Helm is the package manager for Kubernetes, it enables us to configure and deploy various Kubernetes resources using Helm Charts. Below are a few examples of charts that you can use to install applications into Kubernetes.
Let's deploy the wordpress Helm Chart. First let's see what resources get deployed.
helm repo add bitnami https://charts.bitnami.com/bitnami
helm install wordpress --create-namespace --dry-run -n wordpress bitnami/wordpress
This should print out all the resources this chart will create, followed by the instruction on how to access the wordpress installation once the deployment is done.
Let's deploy the Chart.
helm install wordpress --create-namespace -n wordpress bitnami/wordpress
Once you have inspected the installed resources you can delete the installation by running the following command.
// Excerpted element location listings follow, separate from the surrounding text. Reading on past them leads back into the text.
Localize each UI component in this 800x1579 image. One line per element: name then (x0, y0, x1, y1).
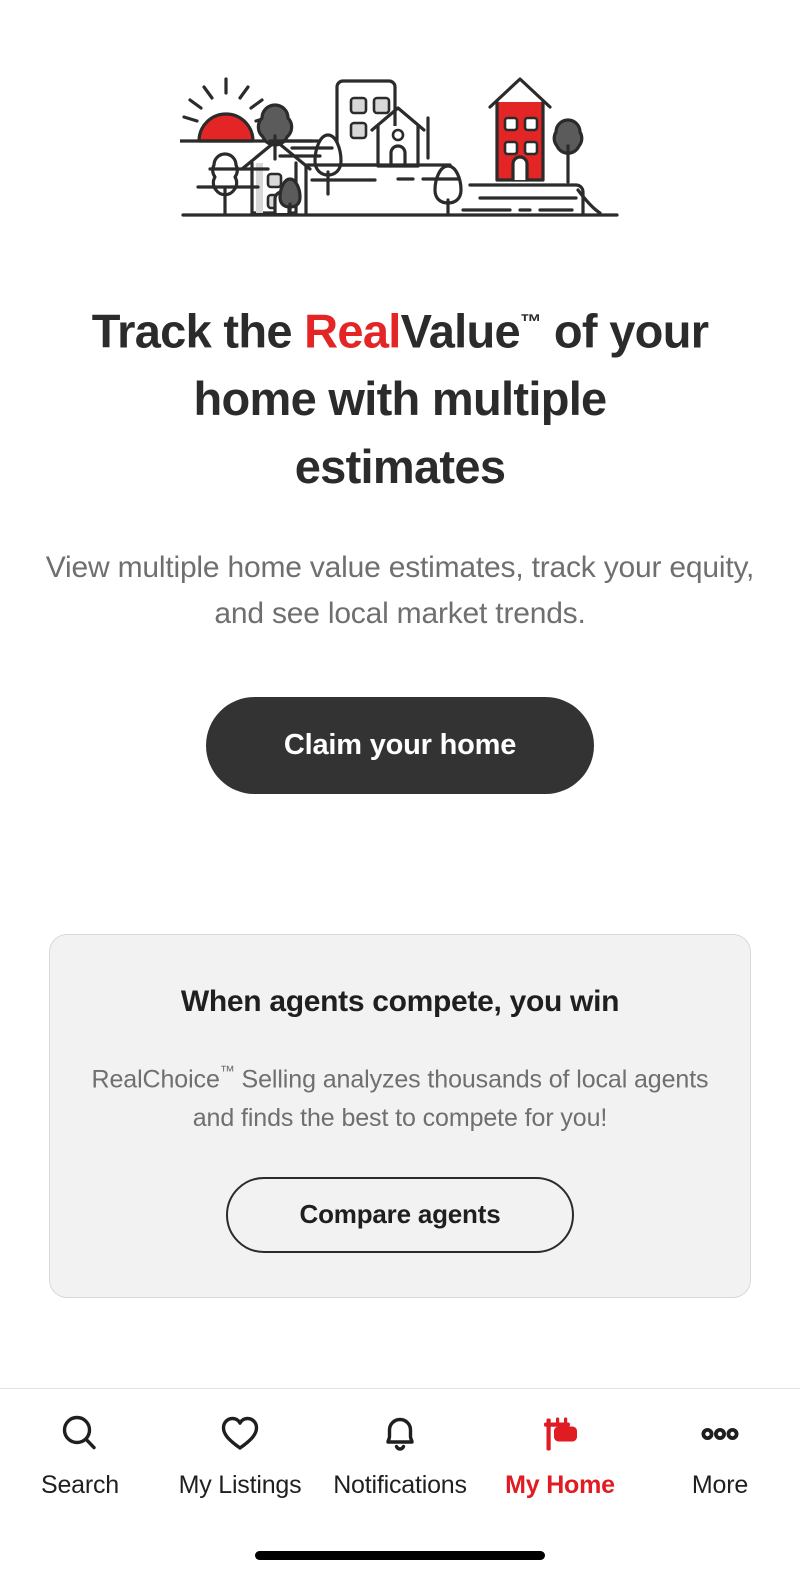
tab-label-search: Search (40, 1471, 119, 1499)
headline-part-1: Track the (91, 304, 305, 358)
primary-cta-container: Claim your home (0, 697, 800, 795)
bell-icon (378, 1411, 422, 1457)
headline-accent-real: Real (304, 304, 401, 358)
agents-card-description: RealChoice™ Selling analyzes thousands o… (88, 1053, 712, 1136)
tab-my-home[interactable]: My Home (480, 1411, 640, 1500)
tab-search[interactable]: Search (0, 1411, 160, 1500)
compare-agents-button[interactable]: Compare agents (226, 1176, 574, 1253)
tab-label-my-home: My Home (505, 1471, 615, 1499)
trademark-symbol: ™ (219, 1063, 235, 1081)
neighborhood-skyline-illustration (180, 77, 619, 217)
tab-label-my-listings: My Listings (178, 1471, 302, 1499)
agents-card-title: When agents compete, you win (180, 985, 620, 1019)
tab-my-listings[interactable]: My Listings (160, 1411, 320, 1500)
agents-card-body-text: Selling analyzes thousands of local agen… (192, 1065, 709, 1132)
search-icon (58, 1411, 102, 1457)
page-subtitle: View multiple home value estimates, trac… (45, 551, 755, 631)
hero-illustration-container (0, 0, 800, 232)
three-dots-icon (698, 1411, 742, 1457)
yard-sign-icon (538, 1411, 582, 1457)
tab-more[interactable]: More (640, 1411, 800, 1500)
agents-card-cta-container: Compare agents (88, 1176, 712, 1253)
agents-card-brand: RealChoice (91, 1065, 220, 1094)
headline-part-2: Value (400, 304, 521, 358)
home-indicator (255, 1551, 545, 1560)
heart-icon (218, 1411, 262, 1457)
tab-label-more: More (691, 1471, 749, 1499)
agents-compete-card: When agents compete, you win RealChoice™… (49, 934, 751, 1298)
app-screen: Track the RealValue™ of your home with m… (0, 0, 800, 1579)
claim-your-home-button[interactable]: Claim your home (206, 697, 594, 795)
tab-notifications[interactable]: Notifications (320, 1411, 480, 1500)
tab-label-notifications: Notifications (333, 1471, 467, 1499)
scroll-content: Track the RealValue™ of your home with m… (0, 0, 800, 1388)
trademark-symbol: ™ (519, 309, 542, 334)
page-title: Track the RealValue™ of your home with m… (85, 288, 715, 501)
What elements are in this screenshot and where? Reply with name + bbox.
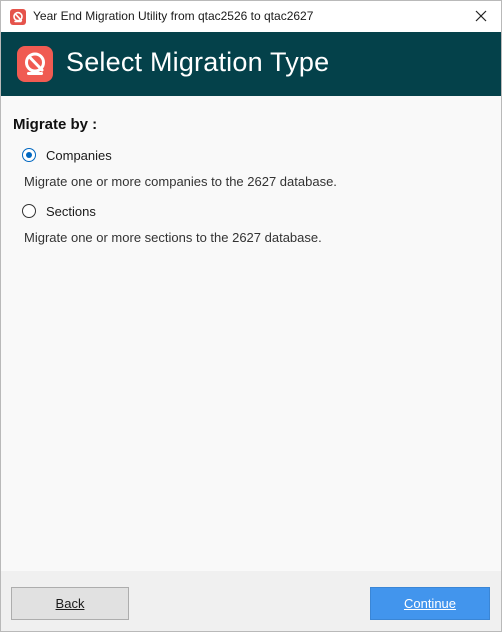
companies-label[interactable]: Companies	[46, 148, 112, 163]
app-logo-icon	[10, 9, 26, 25]
page-header: Select Migration Type	[1, 32, 501, 96]
main-content: Migrate by : Companies Migrate one or mo…	[1, 96, 501, 571]
sections-description: Migrate one or more sections to the 2627…	[24, 230, 322, 245]
continue-button[interactable]: Continue	[370, 587, 490, 620]
title-bar: Year End Migration Utility from qtac2526…	[1, 1, 501, 32]
page-title: Select Migration Type	[66, 47, 330, 77]
companies-radio[interactable]	[22, 148, 36, 162]
sections-radio[interactable]	[22, 204, 36, 218]
back-button[interactable]: Back	[11, 587, 129, 620]
window-title: Year End Migration Utility from qtac2526…	[33, 9, 314, 23]
companies-description: Migrate one or more companies to the 262…	[24, 174, 337, 189]
migrate-by-label: Migrate by :	[13, 116, 98, 133]
close-icon	[475, 10, 487, 22]
app-logo-icon	[17, 46, 53, 82]
migration-utility-window: Year End Migration Utility from qtac2526…	[0, 0, 502, 632]
sections-label[interactable]: Sections	[46, 204, 96, 219]
footer-bar: Back Continue	[1, 571, 501, 631]
close-button[interactable]	[461, 1, 501, 32]
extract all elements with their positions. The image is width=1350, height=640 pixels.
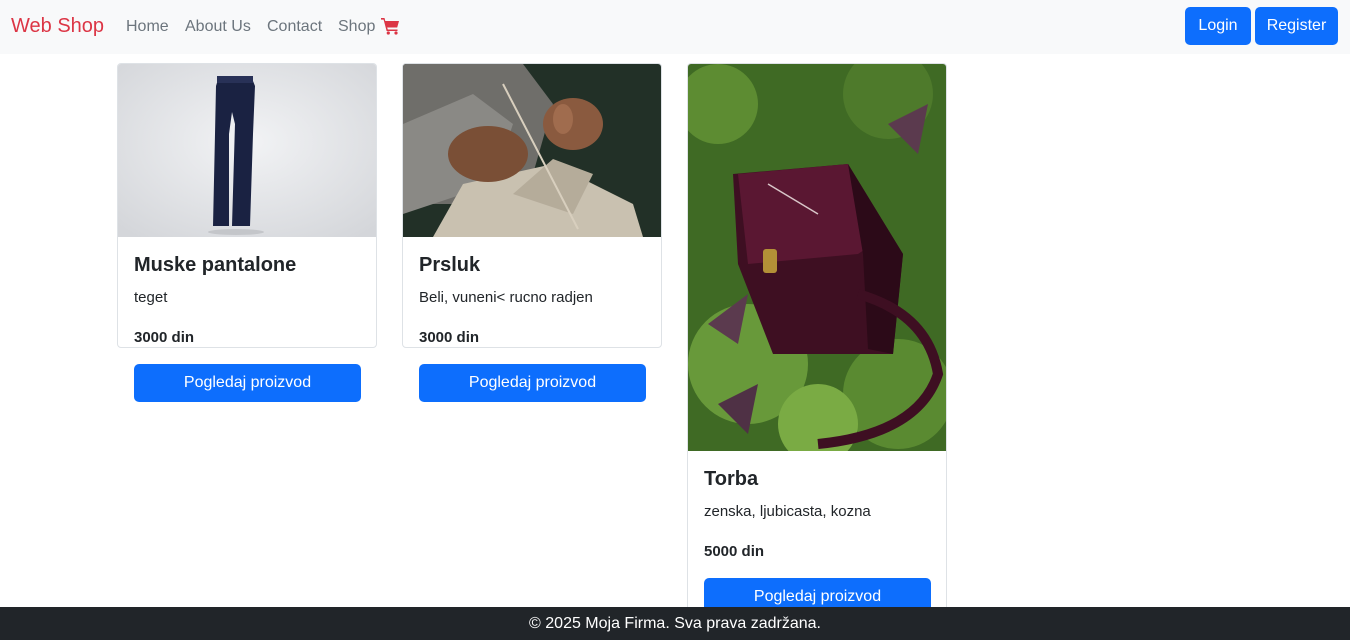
- navbar: Web Shop Home About Us Contact Shop Logi…: [0, 0, 1350, 54]
- footer-text: © 2025 Moja Firma. Sva prava zadržana.: [529, 615, 821, 632]
- nav-link-about[interactable]: About Us: [185, 18, 251, 36]
- product-image: [118, 64, 376, 237]
- product-price: 3000 din: [134, 329, 195, 346]
- product-card: Prsluk Beli, vuneni< rucno radjen 3000 d…: [402, 63, 662, 348]
- product-title: Muske pantalone: [134, 254, 297, 276]
- product-description: teget: [134, 289, 168, 306]
- product-description: Beli, vuneni< rucno radjen: [419, 289, 593, 306]
- product-card: Torba zenska, ljubicasta, kozna 5000 din: [687, 63, 947, 623]
- brand-link[interactable]: Web Shop: [11, 15, 104, 38]
- nav-link-contact[interactable]: Contact: [267, 18, 322, 36]
- product-image: [688, 64, 946, 451]
- register-button[interactable]: Register: [1255, 7, 1338, 45]
- product-title: Torba: [704, 468, 759, 490]
- view-product-button[interactable]: Pogledaj proizvod: [419, 364, 646, 402]
- login-button[interactable]: Login: [1185, 7, 1251, 45]
- view-product-button[interactable]: Pogledaj proizvod: [134, 364, 361, 402]
- footer: © 2025 Moja Firma. Sva prava zadržana.: [0, 607, 1350, 640]
- product-price: 3000 din: [419, 329, 480, 346]
- product-title: Prsluk: [419, 254, 481, 276]
- product-image: [403, 64, 661, 237]
- product-card: Muske pantalone teget 3000 din: [117, 63, 377, 348]
- cart-icon[interactable]: [381, 17, 400, 35]
- product-price: 5000 din: [704, 543, 765, 560]
- nav-link-shop[interactable]: Shop: [338, 18, 375, 36]
- product-description: zenska, ljubicasta, kozna: [704, 503, 871, 520]
- nav-link-home[interactable]: Home: [126, 18, 169, 36]
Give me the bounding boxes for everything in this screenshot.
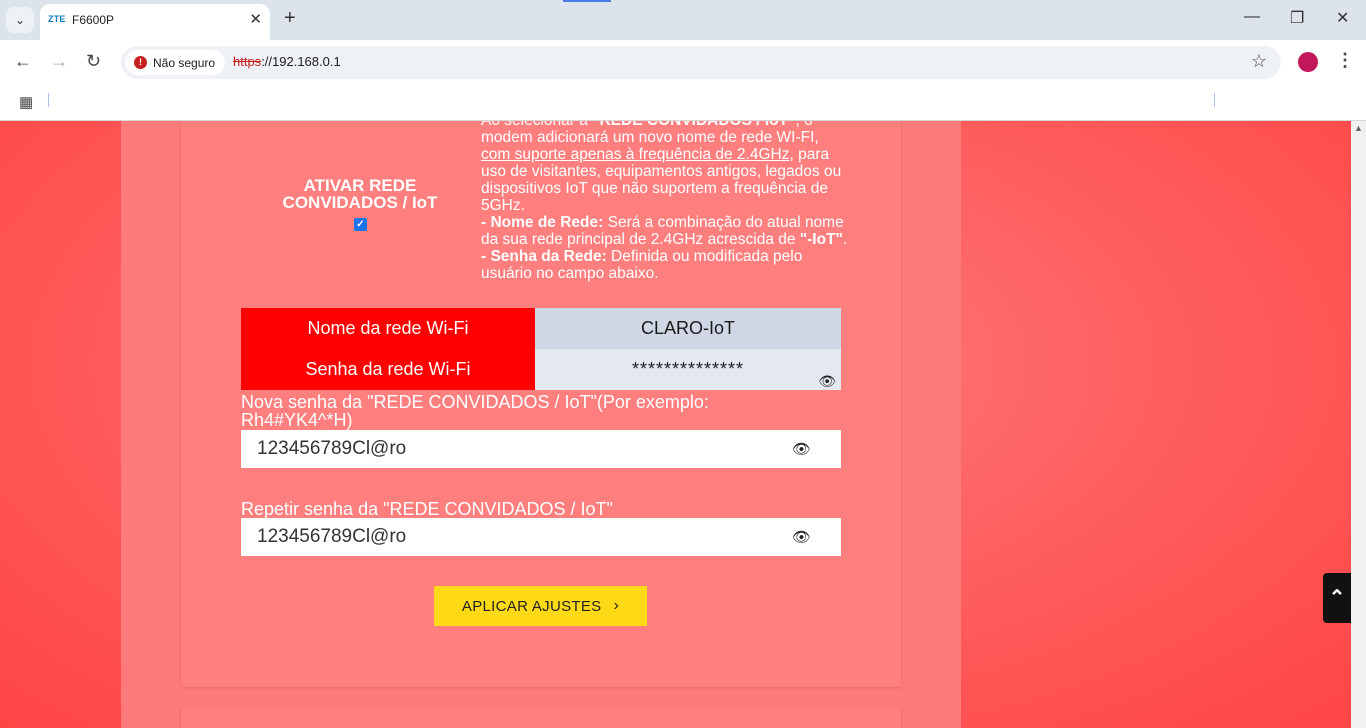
repeat-password-label: Repetir senha da "REDE CONVIDADOS / IoT" (241, 499, 613, 519)
new-tab-icon[interactable]: + (284, 7, 296, 30)
chevron-right-icon: › (613, 597, 620, 614)
info-bold: "REDE CONVIDADOS / IoT" (592, 121, 795, 129)
eye-icon[interactable]: 👁︎ (792, 519, 811, 557)
bookmarks-bar: ▦ (0, 85, 1366, 121)
new-password-field[interactable]: 123456789Cl@ro 👁︎ (241, 430, 841, 468)
eye-icon[interactable]: 👁︎ (792, 431, 811, 469)
reload-icon[interactable]: ↻ (86, 51, 101, 72)
page-scrollbar[interactable]: ▲ (1351, 121, 1366, 728)
warning-icon: ! (134, 56, 147, 69)
apps-grid-icon[interactable]: ▦ (19, 93, 33, 111)
back-arrow-icon[interactable]: ← (14, 51, 32, 72)
minimize-icon[interactable]: — (1244, 8, 1260, 26)
repeat-password-field[interactable]: 123456789Cl@ro 👁︎ (241, 518, 841, 556)
new-password-value: 123456789Cl@ro (257, 438, 407, 459)
table-row: Nome da rede Wi-Fi CLARO-IoT (241, 308, 841, 349)
address-bar[interactable]: ! Não seguro https://192.168.0.1 ☆ (121, 46, 1281, 79)
info-text: Ao selecionar a (481, 121, 592, 129)
repeat-password-value: 123456789Cl@ro (257, 526, 407, 547)
apply-settings-button[interactable]: APLICAR AJUSTES › (434, 586, 647, 626)
wifi-password-label: Senha da rede Wi-Fi (241, 349, 535, 390)
iot-enable-checkbox[interactable]: ✓ (354, 218, 367, 231)
info-underline: com suporte apenas à frequência de 2.4GH… (481, 146, 790, 163)
iot-info-text: Ao selecionar a "REDE CONVIDADOS / IoT",… (481, 121, 851, 282)
url-host: ://192.168.0.1 (261, 54, 341, 69)
masked-password: ************** (631, 359, 745, 379)
profile-avatar[interactable] (1298, 52, 1318, 72)
table-row: Senha da rede Wi-Fi ************** 👁︎ (241, 349, 841, 390)
wifi-name-label: Nome da rede Wi-Fi (241, 308, 535, 349)
scroll-to-top-button[interactable]: ⌃ (1323, 573, 1351, 623)
eye-slash-icon[interactable]: 👁︎ (818, 361, 837, 402)
page-viewport: ATIVAR REDE CONVIDADOS / IoT ✓ Ao seleci… (0, 121, 1366, 728)
info-bold: "-IoT" (799, 231, 843, 248)
forward-arrow-icon[interactable]: → (50, 51, 68, 72)
double-chevron-up-icon: ⌃ (1328, 587, 1346, 609)
tab-drag-indicator (563, 0, 611, 2)
more-menu-icon[interactable]: ⋮ (1336, 50, 1354, 71)
security-chip[interactable]: ! Não seguro (125, 50, 225, 75)
new-password-label: Nova senha da "REDE CONVIDADOS / IoT"(Po… (241, 392, 709, 430)
bookmarks-divider (48, 93, 49, 107)
browser-tabstrip: ⌄ ZTE F6600P ✕ + — ❐ ✕ (0, 0, 1366, 40)
info-bold: - Nome de Rede: (481, 214, 604, 231)
tab-search-button[interactable]: ⌄ (6, 7, 34, 33)
url-text[interactable]: https://192.168.0.1 (233, 54, 341, 69)
scroll-up-arrow-icon[interactable]: ▲ (1354, 123, 1363, 133)
apply-button-label: APLICAR AJUSTES (461, 597, 602, 615)
wifi-password-value: ************** 👁︎ (535, 349, 841, 390)
wifi-name-value: CLARO-IoT (535, 308, 841, 349)
url-scheme: https (233, 54, 262, 69)
restore-icon[interactable]: ❐ (1290, 8, 1304, 28)
bookmarks-divider (1214, 93, 1215, 107)
zte-favicon-icon: ZTE (48, 14, 66, 24)
bookmark-star-icon[interactable]: ☆ (1251, 51, 1267, 72)
window-close-icon[interactable]: ✕ (1336, 8, 1349, 28)
info-bold: - Senha da Rede: (481, 248, 607, 265)
browser-tab[interactable]: ZTE F6600P ✕ (40, 4, 270, 40)
tab-title: F6600P (72, 13, 115, 27)
wifi-info-table: Nome da rede Wi-Fi CLARO-IoT Senha da re… (241, 308, 841, 390)
next-section-card (181, 707, 901, 728)
browser-toolbar: ← → ↻ ! Não seguro https://192.168.0.1 ☆… (0, 40, 1366, 85)
iot-toggle-label: ATIVAR REDE CONVIDADOS / IoT (282, 176, 438, 212)
close-icon[interactable]: ✕ (249, 10, 262, 28)
security-label: Não seguro (153, 55, 216, 70)
chevron-down-icon: ⌄ (14, 13, 26, 27)
info-text: . (842, 231, 848, 248)
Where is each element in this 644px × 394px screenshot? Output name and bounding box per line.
helm delete wordpress -n wordpress
kubectl delete ns wordpress
We can also use Helm charts to define our own applications so can we dynamically apply configuration and deploy our applications.
Go through the following sections of the Chart Template Guide at the Helm docs:
- Getting Started
- Built-in Objects
- Values Files
- Template Functions and Pipelines
- Flow Control
- Variables
- Debugging Templates
We will spend the rest of this lab trying to deploy a sample application to Kubernetes using Helm and Azure DevOps. The idea is that you deploy the application to a test environment and then on to a production environment.
These environments need to to have their own resources and should be configured seperately.
The sample application to deploy can be found here. By modifying an environment variable called WelcomeMessage
, you can change the welcome message displayed at the website.